This is not a nice thing to do to a router, especially while the router is
trying to keep up with 50 other customers... And if more than 1 customer
wants this type of service, you start really feeling the load.
I'm not saying UUNet should install whatever filters I want on their
routers. I'm just saying the net would be a MUCH nicer place if NSP's all
did ingress filtering on their customer connections. If current routers
can't handle the load this would create, then NSP's need to find vendors
willing to deliver the necessary power, or they need to rethink the way
they design their networks.
Then couldn't the net also be a nicer place if the 'customer' filtered
their outbound packets? Of course this involves trusting the engineer's of
the downstream network to actually DO the filtering.
Why have an NSP drop several customers off of the net because of one
pre-pubescent ping flooder, when the offending customer himself can be
dropped (unless his network is administered by pre-pubescent ping flooders)
and not affect anyone else?
Obviously my previous posts were too simple and people didn't get the
message...some even flamed me.
In the cases where the customer runs the router at their site, this would
be a likely place for filters to be installed. NSP's should require these
customers to either have such filters on their routers, or if appropriate,
on their customer's routers. For really big ISP's, they should require
that their customers customers run with such filters, and so on.
There should be clear rules and policies dealing with this...not just an
unwritten "you really shouldn't do that". The thing that bugs me the most
about FDT's 72 hours of UDP attack is that it almost certainly came from
the admin of some well connected site or from a colo box somewhere.
Unless I'm mistaken, forged UDP requires root access and (at the volume we
received) was likely from a host with T1 or better connection to the net.
This site, or its NSP (if the NSP provides/maintains the customer router)
obviously runs no filters to prevent forged addresses from leaving their
network.
For example Sprint/Centel provides a T1 and Cisco 2501 in FDT's
Tallahassee office (this wasn't my idea). This is a 2501 with an ethernet
connection, only one serial port in use, and nothing else. It has the
ability to run with a filter like:
access-list 101 permit ip 199.44.96.0 0.0.7.255 0.0.0.0 255.255.255.255
without affecting performance in any measurable way, but Sprint/Centel
_refused_ to install even that basic a filter, claiming their policy is
"we don't filter". With attitudes like that in NSP's, it's amazing FDT's
main office went about 2.5 years without a serious DoS IP attack.
Unless I'm mistaken, forged UDP requires root access and (at the volume we
received) was likely from a host with T1 or better
connection to the net.
You just described nearly every PeeCee at nearly every
higher educational institution in North America and
northern Europe, and several parts of Asia, too.
True. Someone else already pointed that out, but mentioned that at their
institution, many of the points on the network where students have access
to PC's are filtered to prevent such abuse.
The typical university campus is likely subnetted and littered with
routers more than capable of filtering for their subnet of campus.
> Unless I'm mistaken, forged UDP requires root access and (at the volume we
> received) was likely from a host with T1 or better
> connection to the net.
You just described nearly every PeeCee at nearly every
higher educational institution in North America and
northern Europe, and several parts of Asia, too.
And it goes beyond that... Every PC running Windows (or any other OS,
for that matter) has complete ability to do anything with IP. So, any
user on a dialup line into any ISP is a possible source of attacks.
This is why I think the RAS servers need to be able to filter right at
the point of the dialup.

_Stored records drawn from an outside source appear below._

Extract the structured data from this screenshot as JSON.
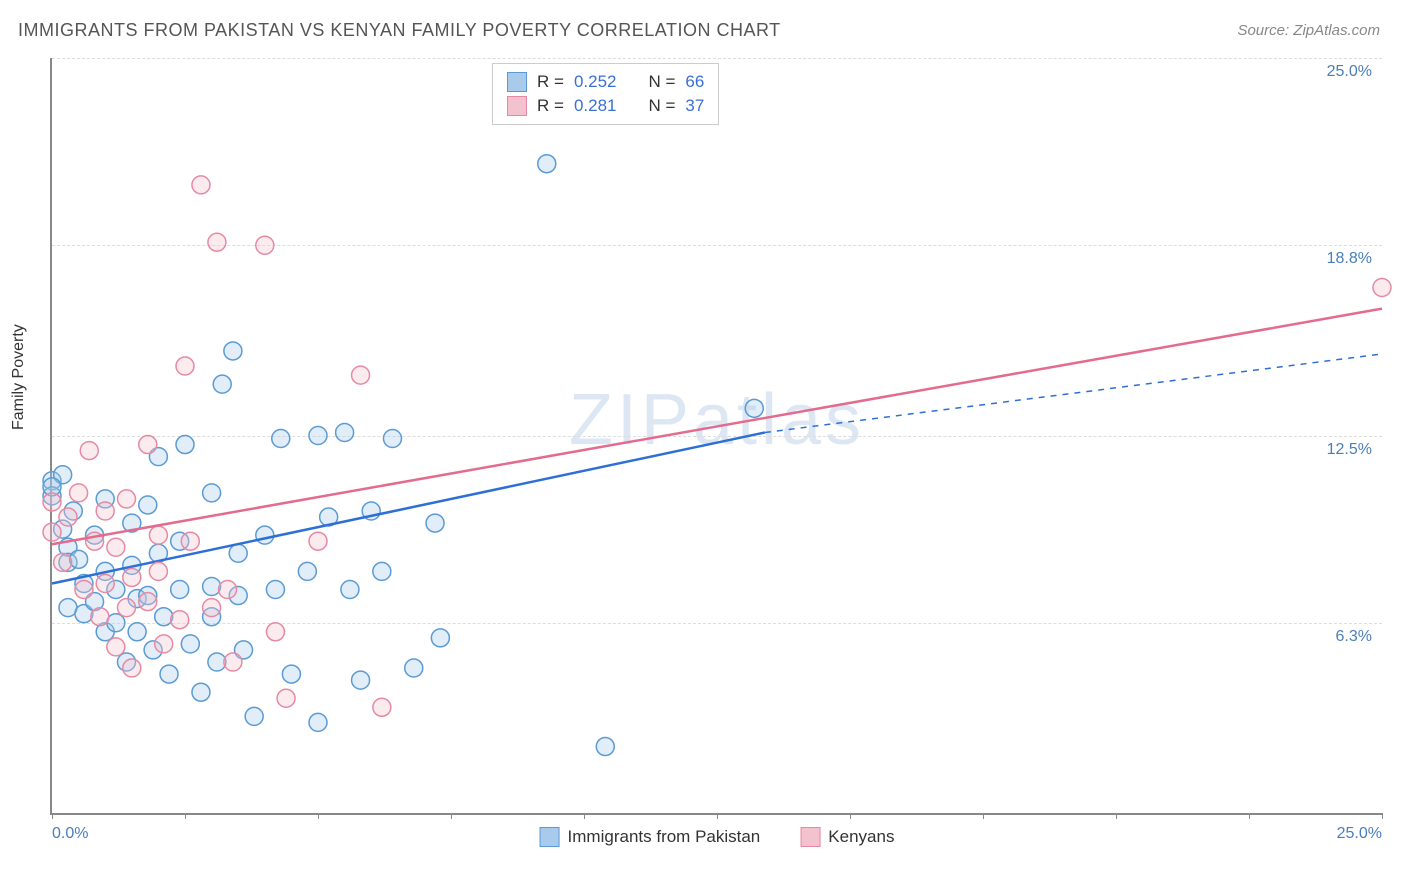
{
  "title": "IMMIGRANTS FROM PAKISTAN VS KENYAN FAMILY POVERTY CORRELATION CHART",
  "source": "Source: ZipAtlas.com",
  "watermark": "ZIPatlas",
  "y_axis_title": "Family Poverty",
  "chart": {
    "type": "scatter",
    "xlim": [
      0,
      25
    ],
    "ylim": [
      0,
      25
    ],
    "x_ticks": [
      0,
      25
    ],
    "x_tick_labels": [
      "0.0%",
      "25.0%"
    ],
    "x_minor_ticks": [
      2.5,
      5.0,
      7.5,
      10.0,
      12.5,
      15.0,
      17.5,
      20.0,
      22.5
    ],
    "y_gridlines": [
      6.3,
      12.5,
      18.8,
      25.0
    ],
    "y_tick_labels": [
      "6.3%",
      "12.5%",
      "18.8%",
      "25.0%"
    ],
    "background_color": "#ffffff",
    "grid_color": "#dddddd",
    "axis_color": "#888888",
    "tick_label_color": "#4a7ebb",
    "marker_radius": 9,
    "marker_stroke_width": 1.5,
    "marker_fill_opacity": 0.35,
    "trend_line_width": 2.5,
    "series": [
      {
        "name": "Immigrants from Pakistan",
        "color_stroke": "#5b9bd5",
        "color_fill": "#a8cbec",
        "trend_color": "#2e6fd6",
        "r": "0.252",
        "n": "66",
        "trend": {
          "x1": 0,
          "y1": 7.6,
          "x2": 13.4,
          "y2": 12.6,
          "dash_after_x": 13.4,
          "x2_dash": 25,
          "y2_dash": 15.2
        },
        "points": [
          [
            0.0,
            11.0
          ],
          [
            0.0,
            10.5
          ],
          [
            0.2,
            11.2
          ],
          [
            0.2,
            9.4
          ],
          [
            0.3,
            8.8
          ],
          [
            0.3,
            8.3
          ],
          [
            0.3,
            6.8
          ],
          [
            0.4,
            10.0
          ],
          [
            0.5,
            8.4
          ],
          [
            0.6,
            7.6
          ],
          [
            0.6,
            6.6
          ],
          [
            0.8,
            9.2
          ],
          [
            0.8,
            7.0
          ],
          [
            1.0,
            10.4
          ],
          [
            1.0,
            8.0
          ],
          [
            1.0,
            6.0
          ],
          [
            1.2,
            7.4
          ],
          [
            1.2,
            6.3
          ],
          [
            1.4,
            5.0
          ],
          [
            1.5,
            9.6
          ],
          [
            1.5,
            8.2
          ],
          [
            1.6,
            7.1
          ],
          [
            1.6,
            6.0
          ],
          [
            1.8,
            10.2
          ],
          [
            1.8,
            7.2
          ],
          [
            1.9,
            5.4
          ],
          [
            2.0,
            11.8
          ],
          [
            2.0,
            8.6
          ],
          [
            2.1,
            6.5
          ],
          [
            2.2,
            4.6
          ],
          [
            2.4,
            9.0
          ],
          [
            2.4,
            7.4
          ],
          [
            2.5,
            12.2
          ],
          [
            2.6,
            5.6
          ],
          [
            2.8,
            4.0
          ],
          [
            3.0,
            10.6
          ],
          [
            3.0,
            7.5
          ],
          [
            3.0,
            6.5
          ],
          [
            3.1,
            5.0
          ],
          [
            3.2,
            14.2
          ],
          [
            3.4,
            15.3
          ],
          [
            3.5,
            8.6
          ],
          [
            3.5,
            7.2
          ],
          [
            3.6,
            5.4
          ],
          [
            3.8,
            3.2
          ],
          [
            4.0,
            9.2
          ],
          [
            4.2,
            7.4
          ],
          [
            4.3,
            12.4
          ],
          [
            4.5,
            4.6
          ],
          [
            4.8,
            8.0
          ],
          [
            5.0,
            12.5
          ],
          [
            5.0,
            3.0
          ],
          [
            5.2,
            9.8
          ],
          [
            5.5,
            12.6
          ],
          [
            5.6,
            7.4
          ],
          [
            5.8,
            4.4
          ],
          [
            6.0,
            10.0
          ],
          [
            6.2,
            8.0
          ],
          [
            6.4,
            12.4
          ],
          [
            6.8,
            4.8
          ],
          [
            7.2,
            9.6
          ],
          [
            7.3,
            5.8
          ],
          [
            9.3,
            21.5
          ],
          [
            10.4,
            2.2
          ],
          [
            13.2,
            13.4
          ],
          [
            0.0,
            10.8
          ]
        ]
      },
      {
        "name": "Kenyans",
        "color_stroke": "#e68aa3",
        "color_fill": "#f4c2cf",
        "trend_color": "#e36b8e",
        "r": "0.281",
        "n": "37",
        "trend": {
          "x1": 0,
          "y1": 8.9,
          "x2": 25,
          "y2": 16.7
        },
        "points": [
          [
            0.0,
            10.3
          ],
          [
            0.0,
            9.3
          ],
          [
            0.2,
            8.3
          ],
          [
            0.3,
            9.8
          ],
          [
            0.5,
            10.6
          ],
          [
            0.6,
            7.4
          ],
          [
            0.7,
            12.0
          ],
          [
            0.8,
            9.0
          ],
          [
            0.9,
            6.5
          ],
          [
            1.0,
            10.0
          ],
          [
            1.0,
            7.6
          ],
          [
            1.2,
            8.8
          ],
          [
            1.2,
            5.5
          ],
          [
            1.4,
            10.4
          ],
          [
            1.4,
            6.8
          ],
          [
            1.5,
            7.8
          ],
          [
            1.5,
            4.8
          ],
          [
            1.8,
            12.2
          ],
          [
            1.8,
            7.0
          ],
          [
            2.0,
            9.2
          ],
          [
            2.0,
            8.0
          ],
          [
            2.1,
            5.6
          ],
          [
            2.4,
            6.4
          ],
          [
            2.5,
            14.8
          ],
          [
            2.6,
            9.0
          ],
          [
            2.8,
            20.8
          ],
          [
            3.0,
            6.8
          ],
          [
            3.1,
            18.9
          ],
          [
            3.3,
            7.4
          ],
          [
            3.4,
            5.0
          ],
          [
            4.0,
            18.8
          ],
          [
            4.2,
            6.0
          ],
          [
            4.4,
            3.8
          ],
          [
            5.0,
            9.0
          ],
          [
            5.8,
            14.5
          ],
          [
            6.2,
            3.5
          ],
          [
            25.0,
            17.4
          ]
        ]
      }
    ]
  },
  "legend": {
    "stats_label_r": "R =",
    "stats_label_n": "N ="
  }
}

There, the comparison is a simple compare of a
32 bit integer (IP address assigned to the dialup user, compared to the
IP address of packets received from the user). Any discrepancies should
set off alarm bells...
And it goes beyond that... Every PC running Windows (or any other OS,
for that matter) has complete ability to do anything with IP. So, any
user on a dialup line into any ISP is a possible source of attacks.
Not at 1.5mbps :). Granted I've seen effective synflooding come from a
dialup customer. Can you say luserdel. I think you can.
This is why I think the RAS servers need to be able to filter right at
the point of the dialup. There, the comparison is a simple compare of a
32 bit integer (IP address assigned to the dialup user, compared to the
IP address of packets received from the user). Any discrepancies should
set off alarm bells...
It's mostly that simple, but not entirely. Filters for dialup subnet
customers would likely need to make 2 comparisons.